As the Latin inscription says at the top, this is the sarcophagus of Junius Bassus a Roman prefect in 359 AD.  He holds the same position as Pontius Pilate did.  This is a series of panels telling different stories... how many can you get?  The easiest is Adam and Eve covering themselves and being expelled from the Garden of Eden (lower left inside).  How about Daniel in the lion's den (lower right inside)? The arrest of St. Peter (top left inside), the arrest of St. Paul (lower right outside). Pontius Pilate washing his hands before the Crucifixion (top right)  It is no surprise that as a Roman prefect he included this.  Look at the top left - that is the sacrifice of Isaac, prefiguring Christ's own sacrifice.

Okay, without looking here, go up and tell me what the one in the lower center is...

Did you guess the story of Nicodemus up in the sycamore tree?  Yep.  Did you notice that Christ does not have a beard in any of these panels?  It is because they wanted to depict him as eternally youthful.

Look at the top center, where you would (rightfully) expect to find Christ.  What do you see?
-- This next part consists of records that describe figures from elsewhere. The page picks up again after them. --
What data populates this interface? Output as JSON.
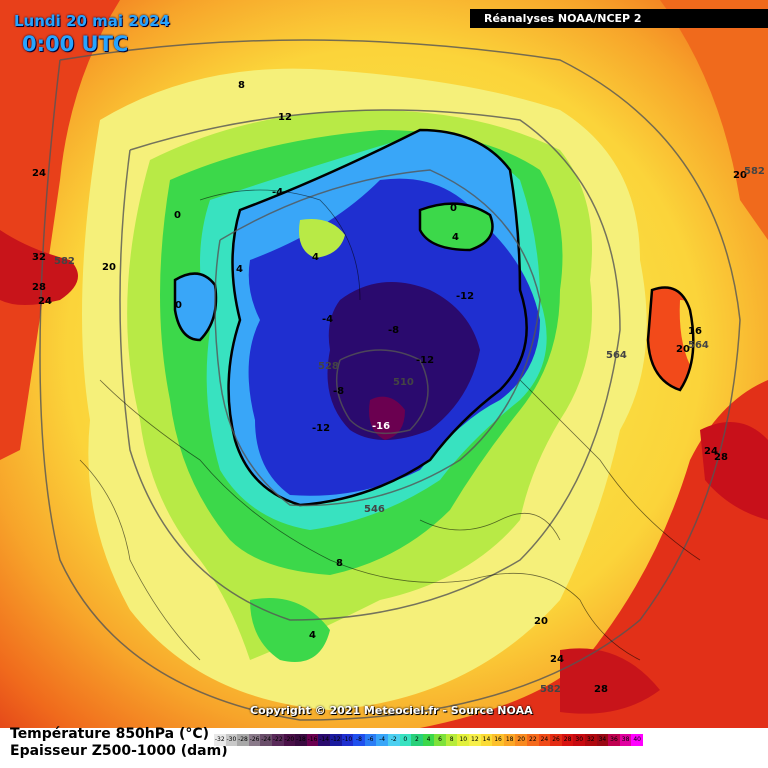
{
  "header": {
    "date": "Lundi 20 mai 2024",
    "time": "0:00 UTC",
    "source": "Réanalyses NOAA/NCEP 2"
  },
  "footer": {
    "copyright": "Copyright © 2021 Meteociel.fr - Source NOAA",
    "title_temp": "Température 850hPa (°C)",
    "title_thickness": "Epaisseur Z500-1000 (dam)"
  },
  "legend": {
    "values": [
      "-32",
      "-30",
      "-28",
      "-26",
      "-24",
      "-22",
      "-20",
      "-18",
      "-16",
      "-14",
      "-12",
      "-10",
      "-8",
      "-6",
      "-4",
      "-2",
      "0",
      "2",
      "4",
      "6",
      "8",
      "10",
      "12",
      "14",
      "16",
      "18",
      "20",
      "22",
      "24",
      "26",
      "28",
      "30",
      "32",
      "34",
      "36",
      "38",
      "40"
    ],
    "colors": [
      "#e8e8e8",
      "#c8c8c8",
      "#a8a8a8",
      "#8a7a8a",
      "#6a4e6a",
      "#5a2a5a",
      "#4a1048",
      "#3a0a40",
      "#6b0050",
      "#2a0a6e",
      "#1a1a9e",
      "#1f2fd0",
      "#2050ee",
      "#2b7df5",
      "#39a6f8",
      "#4ccff0",
      "#38e2c0",
      "#29d07a",
      "#3cd84a",
      "#7ee23a",
      "#b7ec3a",
      "#e2f03c",
      "#f7ef4a",
      "#fbdb36",
      "#fdc02c",
      "#fba626",
      "#f88a20",
      "#f56a1c",
      "#f04a18",
      "#e42c14",
      "#d81210",
      "#c80a10",
      "#b0080e",
      "#9a0814",
      "#c00050",
      "#e000a0",
      "#ff00ff"
    ]
  },
  "map_labels": {
    "temps": [
      "8",
      "12",
      "-4",
      "0",
      "4",
      "4",
      "0",
      "-4",
      "4",
      "0",
      "-12",
      "-8",
      "-12",
      "-8",
      "-12",
      "-16",
      "4",
      "8",
      "24",
      "32",
      "20",
      "28",
      "24",
      "20",
      "16",
      "20",
      "24",
      "28",
      "20",
      "24",
      "28"
    ],
    "thickness": [
      "582",
      "528",
      "510",
      "546",
      "564",
      "564",
      "582",
      "582"
    ]
  }
}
Sorry the pic is so bad... It is the eternally youthful Christ, seated like a teacher and holding a scroll in his left hand - probably Scripture, on the side where St. Paul stands.  He is turned slightly toward St. Peter on his right who is the first among the Apostles, and he is seated over an ancient Roman river god (they are everywhere here in Rome, there is even one on this College's property) showing the triumph of Christianity over pagan philosophy and religion.

I have a ton of pictures, of course, but I feel like I should spare you most of them.  No pictures were allowed in the Sistine Chapel.  I am including a series of pics from the rooms leading into the Sistine Chapel which cover the entire wall.  They are done by Raphael who was working on some of them at the exact same moment that Michelangelo was in the next room working on the Sistine Chapel.

A quick and inadequate explanation:  This is across the room from the picture below so you have to see them as kind of in motion from the one to the other.  Notice, that this fresco of the wisdom of this world, with all of the great Philosophers represented (Plato and Aristotle in the center) has all of the lines descending.  They are walking toward something, except there is a figure running in from the left and one exiting from the right... the passing nature of human wisdom.


The truths that Socrates, Euclid and Pythagoras discovered and proclaimed all lead to the one Truth which, if you follow the steps down and across the room, start at the bottom of the fresco and move up you will see that the movement continues up, up, up.


It starts in this world and leads to the sublime mysteries of the next, centering on the dispute concerning the truth of the Blessed Sacrament... which is the one mystery of Christ's presence in this world that has a direct bearing and connection to the world of the divine, through the Holy Spirit (dove).  You caan see the mystery of the Trinity in the ascending line to the Father... with Christ flanked by St. John the Baptist on his left and the Blessed Virgin Mary on his right.

I already had the Disputation on the Blessed Sacrament in my study on one wall, so I bought a poster of the Philosophers to put on the other wall.  That way I can continue to meditate on what I saw in the room leading to the Sistine Chapel.  My only challenge will be getting it home without creasing it.



The end wall was the miraculous release of St. Peter from prison.  Raphael had just seen the Sistine Chapel for the first time and was inspired by what he saw... and wanted to out-do Michelangelo in this fresco:


Like I said... I have lots of pictures, but I spare you the whole and thank you for your patience while I recorded a few thoughts from Liz Lev so that I can come back to this blog in days to come as a reminder.